答えは常に自分の中にあるものだと思ってる。
もう一つのキーは誰かの応援。
人は弱い生き物だから、自分一人では簡単に折れてしまう。
だから、自分以外の誰かの存在が大切。
「好きなあの子の為に頑張る」とか、「子どもが応援してくれてるから、その期待を裏切りたくない」とか。
そんな風に感じたこと、きっとあるよね?
そのクライアントは、「自分はこういう存在でありたい」という願いを持つと同時に、「だけど周りにどう思われるか」という不安を抱えているように見えた。
自分の内側では理想の在り方を求め、だけど外側にはそれを示すことができずにいた。
セッションの後半、彼は多くの新たな行動に対して「やります!」と軽快に答えていった。
だけど、コーチの僕には、その言葉が自分の内側にしか向けられていないように聞こえた。
要は、言ったはいいけど実行されない、という未来が見えた気がした。
「本当にやりますか?」
真っ直ぐに彼を見つめ、真剣に問いかけた。
彼の変わろうとする意志が試される。
せっかくコーチングする機会をいただいたのだ。
小さなきっかけでもいいから、意義のある変化を持って帰ってもらいたいし、そうすることで彼の人生がより彩り豊かなものになると確信していた。
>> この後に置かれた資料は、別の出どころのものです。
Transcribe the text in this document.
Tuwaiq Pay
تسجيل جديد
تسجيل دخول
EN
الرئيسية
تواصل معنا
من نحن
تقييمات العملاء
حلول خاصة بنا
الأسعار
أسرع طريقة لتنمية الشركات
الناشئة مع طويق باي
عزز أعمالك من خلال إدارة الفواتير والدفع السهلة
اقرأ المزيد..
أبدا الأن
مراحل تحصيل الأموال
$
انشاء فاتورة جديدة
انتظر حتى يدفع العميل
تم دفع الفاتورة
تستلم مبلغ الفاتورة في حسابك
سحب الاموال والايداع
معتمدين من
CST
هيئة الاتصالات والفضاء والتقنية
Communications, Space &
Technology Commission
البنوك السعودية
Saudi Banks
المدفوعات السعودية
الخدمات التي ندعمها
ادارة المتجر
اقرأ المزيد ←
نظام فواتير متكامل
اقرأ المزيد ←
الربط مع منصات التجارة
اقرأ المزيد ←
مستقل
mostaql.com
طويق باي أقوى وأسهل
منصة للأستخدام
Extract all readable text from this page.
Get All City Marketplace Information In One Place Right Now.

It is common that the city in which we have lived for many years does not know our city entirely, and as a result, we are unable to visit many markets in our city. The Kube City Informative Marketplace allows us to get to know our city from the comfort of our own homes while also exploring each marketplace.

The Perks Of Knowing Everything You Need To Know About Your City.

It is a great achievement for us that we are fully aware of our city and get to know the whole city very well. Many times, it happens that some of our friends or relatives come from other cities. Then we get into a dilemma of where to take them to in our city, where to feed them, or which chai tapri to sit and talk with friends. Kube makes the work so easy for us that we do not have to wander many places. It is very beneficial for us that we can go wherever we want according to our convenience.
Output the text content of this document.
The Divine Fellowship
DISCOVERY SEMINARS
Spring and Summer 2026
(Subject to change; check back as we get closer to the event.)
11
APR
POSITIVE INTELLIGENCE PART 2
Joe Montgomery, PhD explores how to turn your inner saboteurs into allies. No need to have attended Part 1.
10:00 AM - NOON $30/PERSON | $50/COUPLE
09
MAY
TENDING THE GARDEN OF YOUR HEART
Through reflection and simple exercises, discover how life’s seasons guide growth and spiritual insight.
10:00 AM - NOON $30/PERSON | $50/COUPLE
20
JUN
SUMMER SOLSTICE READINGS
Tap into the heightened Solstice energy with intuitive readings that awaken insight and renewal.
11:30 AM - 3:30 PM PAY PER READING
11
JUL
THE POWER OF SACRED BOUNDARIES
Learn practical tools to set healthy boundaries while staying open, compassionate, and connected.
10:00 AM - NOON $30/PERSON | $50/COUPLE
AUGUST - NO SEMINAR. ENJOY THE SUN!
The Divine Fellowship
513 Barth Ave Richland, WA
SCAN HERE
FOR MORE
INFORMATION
彼は、コンフォートゾーンから抜け出し、勇気ある一歩を踏み出すことを約束してくれた。
それを約束し、実行していくことは簡単なことではないと思う。
不安と期待が同時に見え隠れする。
だけど、人が本当に変わっていくというのは、そういうことなんだと思う。
これまでの安全な領域から一歩抜け出していくことは、“清々しく心地良い“だけで済む訳がない。
でもだからこそ、その不安も抱えて前に進んでいける人を、僕は祝福したい。